高校生から大人まで誰もが来ることができるお店だ。
「うん。ここが、一番一般的かなって思うんだよね。
ジーンズは普段着でも着やすいし、一枚はいるかなって。」
手際良く3種類くらいのジーンズを手に取り、俺に渡してくれる。
サイズを見ても自分のサイズとぴったりだった。
試着室で着ては春香に見せを3回繰り返した後、春香は2枚目に着たブルージーンズを選んだ。
あんまり、俺が持ってない色合いのジーンズだ。
「よし、次はシャツを見に行こう。」
そこからは、別に語る必要はないだろう。
春香が選んだ服を試着して、春香が買う服を決めるの繰り返し。
時には何も買わずに店を出て、次の店に向かう姿には歴戦の雄姿を感じざる負えなかった。
「やっと終わった。」
気が付けば、夕方だった。
ショッピングモールについたのは昼頃のことだったはずだ。
「んー、楽しかった。」
春香は軽く背伸びをするように右手を上げながら満足そうにつぶやいた。
「春香、クレープでも食べてく?」
「食べる。」
結局、服を試着する時間以外は恋人つなぎで手をつないでいた。
今ももちろん、手をつないだままだ。
「今日は何のクレープにしようか。」
甘いものは俺も春香も好きだ。
「チョコバナナのやつにする。
真一は、いちごのやつにして欲しい。」
いつの頃からか、二人で分け合うために春香の指定したものを食べるのが当たり前になっていた。

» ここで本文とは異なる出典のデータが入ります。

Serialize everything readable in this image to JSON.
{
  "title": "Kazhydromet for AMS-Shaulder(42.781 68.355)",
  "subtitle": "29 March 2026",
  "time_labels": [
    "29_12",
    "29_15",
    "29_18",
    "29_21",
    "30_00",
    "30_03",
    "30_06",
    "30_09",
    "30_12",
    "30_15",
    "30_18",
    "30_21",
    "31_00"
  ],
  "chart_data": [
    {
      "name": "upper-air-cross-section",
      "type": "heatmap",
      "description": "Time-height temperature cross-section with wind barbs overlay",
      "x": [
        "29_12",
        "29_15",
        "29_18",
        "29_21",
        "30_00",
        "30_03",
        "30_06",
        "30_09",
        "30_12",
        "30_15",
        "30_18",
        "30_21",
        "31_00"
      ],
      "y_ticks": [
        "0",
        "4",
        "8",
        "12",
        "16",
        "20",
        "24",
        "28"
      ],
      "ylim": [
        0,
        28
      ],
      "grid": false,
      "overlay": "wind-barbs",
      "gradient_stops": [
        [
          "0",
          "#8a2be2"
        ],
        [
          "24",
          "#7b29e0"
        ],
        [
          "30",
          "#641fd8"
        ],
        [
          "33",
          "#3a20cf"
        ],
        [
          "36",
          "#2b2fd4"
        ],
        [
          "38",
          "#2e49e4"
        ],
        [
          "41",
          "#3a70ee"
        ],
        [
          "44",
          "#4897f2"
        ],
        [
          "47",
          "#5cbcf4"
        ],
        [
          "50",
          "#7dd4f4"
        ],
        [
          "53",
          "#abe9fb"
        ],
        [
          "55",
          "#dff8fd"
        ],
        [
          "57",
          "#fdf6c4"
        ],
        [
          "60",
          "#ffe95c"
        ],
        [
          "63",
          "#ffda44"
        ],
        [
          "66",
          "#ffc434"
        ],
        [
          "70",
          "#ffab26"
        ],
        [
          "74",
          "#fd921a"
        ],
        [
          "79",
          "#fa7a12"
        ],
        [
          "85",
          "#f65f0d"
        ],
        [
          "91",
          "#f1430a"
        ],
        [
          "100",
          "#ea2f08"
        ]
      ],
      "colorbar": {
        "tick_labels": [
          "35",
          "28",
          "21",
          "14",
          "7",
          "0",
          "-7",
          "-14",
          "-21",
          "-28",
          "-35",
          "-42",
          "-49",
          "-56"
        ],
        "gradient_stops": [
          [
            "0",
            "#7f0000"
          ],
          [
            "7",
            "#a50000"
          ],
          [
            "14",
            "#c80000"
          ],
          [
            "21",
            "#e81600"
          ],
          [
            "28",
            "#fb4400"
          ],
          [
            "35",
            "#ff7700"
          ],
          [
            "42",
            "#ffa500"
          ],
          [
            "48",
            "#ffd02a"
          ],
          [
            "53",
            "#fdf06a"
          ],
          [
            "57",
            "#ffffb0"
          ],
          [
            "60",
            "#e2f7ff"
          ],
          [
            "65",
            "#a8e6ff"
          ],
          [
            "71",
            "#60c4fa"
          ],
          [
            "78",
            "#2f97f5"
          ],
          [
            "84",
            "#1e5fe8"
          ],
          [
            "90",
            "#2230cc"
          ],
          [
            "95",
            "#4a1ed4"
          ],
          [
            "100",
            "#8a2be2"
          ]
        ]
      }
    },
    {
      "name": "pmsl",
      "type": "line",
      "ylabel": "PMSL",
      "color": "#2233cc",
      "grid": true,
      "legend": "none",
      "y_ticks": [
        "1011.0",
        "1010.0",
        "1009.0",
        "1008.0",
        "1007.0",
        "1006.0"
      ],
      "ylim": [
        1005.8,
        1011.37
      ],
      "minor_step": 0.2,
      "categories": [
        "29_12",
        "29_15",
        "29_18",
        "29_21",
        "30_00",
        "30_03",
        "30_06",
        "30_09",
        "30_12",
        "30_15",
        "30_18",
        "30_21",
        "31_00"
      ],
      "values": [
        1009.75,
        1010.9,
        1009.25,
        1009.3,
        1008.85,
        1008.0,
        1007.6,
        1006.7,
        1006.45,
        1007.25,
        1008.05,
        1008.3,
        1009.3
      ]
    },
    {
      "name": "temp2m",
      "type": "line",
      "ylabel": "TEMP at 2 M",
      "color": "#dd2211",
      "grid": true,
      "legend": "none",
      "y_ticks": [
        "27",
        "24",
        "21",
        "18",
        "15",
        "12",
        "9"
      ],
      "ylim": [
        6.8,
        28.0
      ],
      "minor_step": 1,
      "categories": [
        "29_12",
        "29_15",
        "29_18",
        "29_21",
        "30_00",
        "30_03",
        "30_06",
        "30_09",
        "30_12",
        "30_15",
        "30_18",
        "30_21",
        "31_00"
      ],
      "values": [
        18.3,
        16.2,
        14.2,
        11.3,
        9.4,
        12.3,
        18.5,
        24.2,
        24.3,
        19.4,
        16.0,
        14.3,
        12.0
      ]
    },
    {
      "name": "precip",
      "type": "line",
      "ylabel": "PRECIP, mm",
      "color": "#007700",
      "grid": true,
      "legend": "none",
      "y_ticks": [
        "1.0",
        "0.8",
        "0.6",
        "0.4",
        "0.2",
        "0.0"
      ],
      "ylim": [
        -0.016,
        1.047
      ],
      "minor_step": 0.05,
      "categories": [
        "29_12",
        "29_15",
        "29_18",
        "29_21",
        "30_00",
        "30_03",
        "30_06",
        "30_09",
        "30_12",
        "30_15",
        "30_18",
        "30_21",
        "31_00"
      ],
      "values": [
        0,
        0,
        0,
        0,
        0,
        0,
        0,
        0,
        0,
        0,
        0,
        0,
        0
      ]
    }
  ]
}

別に無理をしているわけではないが、何となく春香が喜ぶならと思ってしまうのだ。
「わかった。それにしよ。」
クレープの店の前は高校生くらいの女性たちによって数人の列ができていた。
数分で順番が来て、予定通りのメニューを頼んだ。
目の前で手際よく作られていくクレープはおいしそうで、やっぱり楽しみだ。
焼きたてのあったかい生地に生クリームやフルーツが乗り、巻かれればきれいなグラデーションがおしゃれだ。